This repository contains (some of the) programming exercises from Reinforcement Learning: An Introduction (Second Edition) by Richard S. Sutton and Andrew G. Barto. Each subdirectory in this project contains an overview of a topic covered in the book, the results from the exercises, and Python code for the exercises. There are also reproductions of some of the figures from the book and Python code to go along with them as well.
This is a work in progress.
- Chapter 2 - Bandit Problems
- Chapter 3 - The Reinforcement Learning Problem
- Chapter 4 - Dynamic Programming
- Chapter 5 - Monte Carlo Methods
- Chapter 6 - Temporal-Difference Learning
This project uses Python 3.6 and venv (Note: This is distinct from virtualenv. There are some issues using matplotlib on OSX with virtualenv). Ensure that you have both of these installed on your system.

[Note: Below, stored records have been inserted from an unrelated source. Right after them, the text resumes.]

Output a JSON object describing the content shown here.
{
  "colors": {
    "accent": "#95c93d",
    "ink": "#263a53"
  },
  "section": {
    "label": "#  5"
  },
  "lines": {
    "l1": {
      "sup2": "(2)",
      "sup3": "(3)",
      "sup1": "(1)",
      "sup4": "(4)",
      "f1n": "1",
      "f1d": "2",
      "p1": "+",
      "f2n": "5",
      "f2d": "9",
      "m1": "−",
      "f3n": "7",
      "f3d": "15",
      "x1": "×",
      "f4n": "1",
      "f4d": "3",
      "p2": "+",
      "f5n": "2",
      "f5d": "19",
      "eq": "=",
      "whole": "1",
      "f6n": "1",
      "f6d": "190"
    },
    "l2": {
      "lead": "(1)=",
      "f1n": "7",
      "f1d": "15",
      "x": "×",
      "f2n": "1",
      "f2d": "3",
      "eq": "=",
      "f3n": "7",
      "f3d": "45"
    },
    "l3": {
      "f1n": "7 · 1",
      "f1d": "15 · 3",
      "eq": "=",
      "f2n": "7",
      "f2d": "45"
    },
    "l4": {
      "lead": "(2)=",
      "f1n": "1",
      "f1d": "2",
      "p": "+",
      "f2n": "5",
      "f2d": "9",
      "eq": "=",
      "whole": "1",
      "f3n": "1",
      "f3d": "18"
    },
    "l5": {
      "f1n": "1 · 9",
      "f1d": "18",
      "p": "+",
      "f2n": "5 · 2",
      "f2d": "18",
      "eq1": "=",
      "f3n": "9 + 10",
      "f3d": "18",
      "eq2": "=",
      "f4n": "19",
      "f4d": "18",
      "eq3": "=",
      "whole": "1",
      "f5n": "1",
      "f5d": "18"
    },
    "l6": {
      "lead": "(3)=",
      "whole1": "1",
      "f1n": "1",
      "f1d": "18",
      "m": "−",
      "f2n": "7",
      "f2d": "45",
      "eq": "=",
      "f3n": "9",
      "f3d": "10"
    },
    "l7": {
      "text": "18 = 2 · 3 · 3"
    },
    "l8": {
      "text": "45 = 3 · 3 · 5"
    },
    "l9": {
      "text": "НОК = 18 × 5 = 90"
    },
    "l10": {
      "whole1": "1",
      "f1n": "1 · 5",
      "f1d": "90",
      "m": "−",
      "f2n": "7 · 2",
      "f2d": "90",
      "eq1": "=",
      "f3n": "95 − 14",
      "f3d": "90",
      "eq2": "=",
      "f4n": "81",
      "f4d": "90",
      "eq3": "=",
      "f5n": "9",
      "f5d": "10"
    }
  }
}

Then, in the project directory, create your virtual environment:
python3.6 -m venv venv
This creates a folder called venv
in which we can install Python libraries
like numpy and matplotlib.
To tell your system to use this environment instead of the system-wide python environment, run:
source venv/bin/activate
You will need to do this anytime you want to run examples.

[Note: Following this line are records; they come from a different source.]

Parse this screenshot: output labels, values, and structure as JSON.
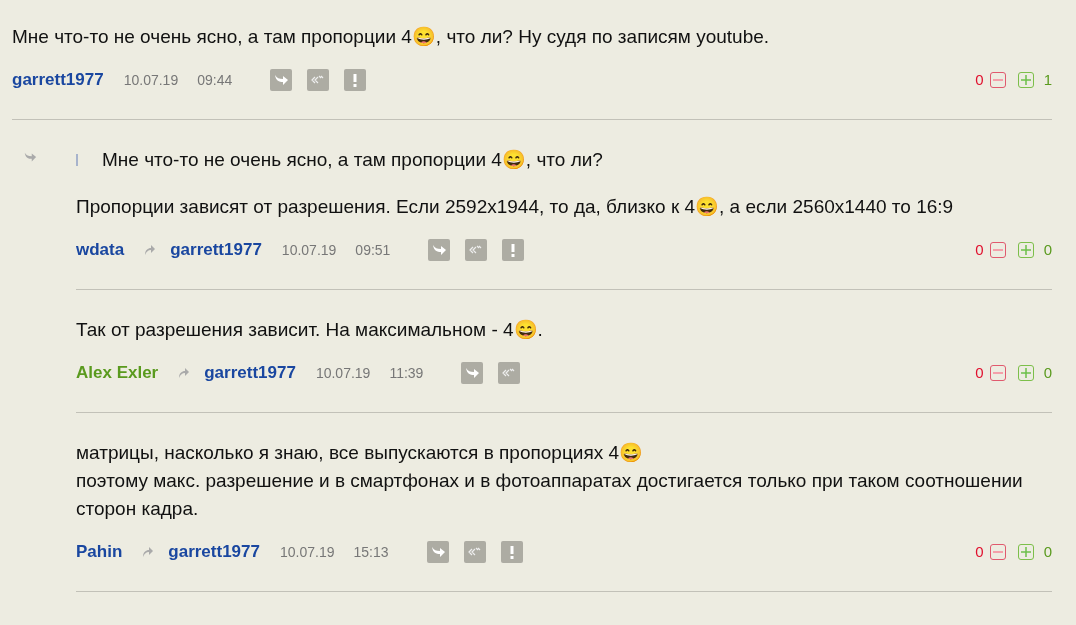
{
  "comments": [
    {
      "nested": false,
      "text": "Мне что-то не очень ясно, а там пропорции 4😄, что ли? Ну судя по записям youtube.",
      "author": {
        "name": "garrett1977",
        "color": "#1a47a0"
      },
      "date": "10.07.19",
      "time": "09:44",
      "reportable": true,
      "minus": "0",
      "plus": "1"
    },
    {
      "nested": true,
      "quote": "Мне что-то не очень ясно, а там пропорции 4😄, что ли?",
      "text": "Пропорции зависят от разрешения. Если 2592x1944, то да, близко к 4😄, а если 2560x1440 то 16:9",
      "author": {
        "name": "wdata",
        "color": "#1a47a0"
      },
      "reply_to": "garrett1977",
      "date": "10.07.19",
      "time": "09:51",
      "reportable": true,
      "minus": "0",
      "plus": "0"
    },
    {
      "nested": true,
      "text": "Так от разрешения зависит. На максимальном - 4😄.",
      "author": {
        "name": "Alex Exler",
        "color": "#5a9a1e"
      },
      "reply_to": "garrett1977",
      "date": "10.07.19",
      "time": "11:39",
      "reportable": false,
      "minus": "0",
      "plus": "0"
    },
    {
      "nested": true,
      "text": "матрицы, насколько я знаю, все выпускаются в пропорциях 4😄\nпоэтому макс. разрешение и в смартфонах и в фотоаппаратах достигается только при таком соотношении сторон кадра.",
      "author": {
        "name": "Pahin",
        "color": "#1a47a0"
      },
      "reply_to": "garrett1977",
      "date": "10.07.19",
      "time": "15:13",
      "reportable": true,
      "minus": "0",
      "plus": "0"
    }
  ]
}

Next, to install the required libraries into the virtual environment, run:
pip install -r requirements.txt
All set! Run exercises by calling runner.py followed by the path to the exercise. For example:
python runner.py bandit_problems/exercises/ex_2_2_a.py
For some of the exercises, you can pass arguments to specify certain things about their execution (for example, number of trials in the case
of the n-armed-bandit problems). You can see what these parameters are by passing -h
like so:
python runner.py bandit_problems/exercises/ex_2_2_a.py -h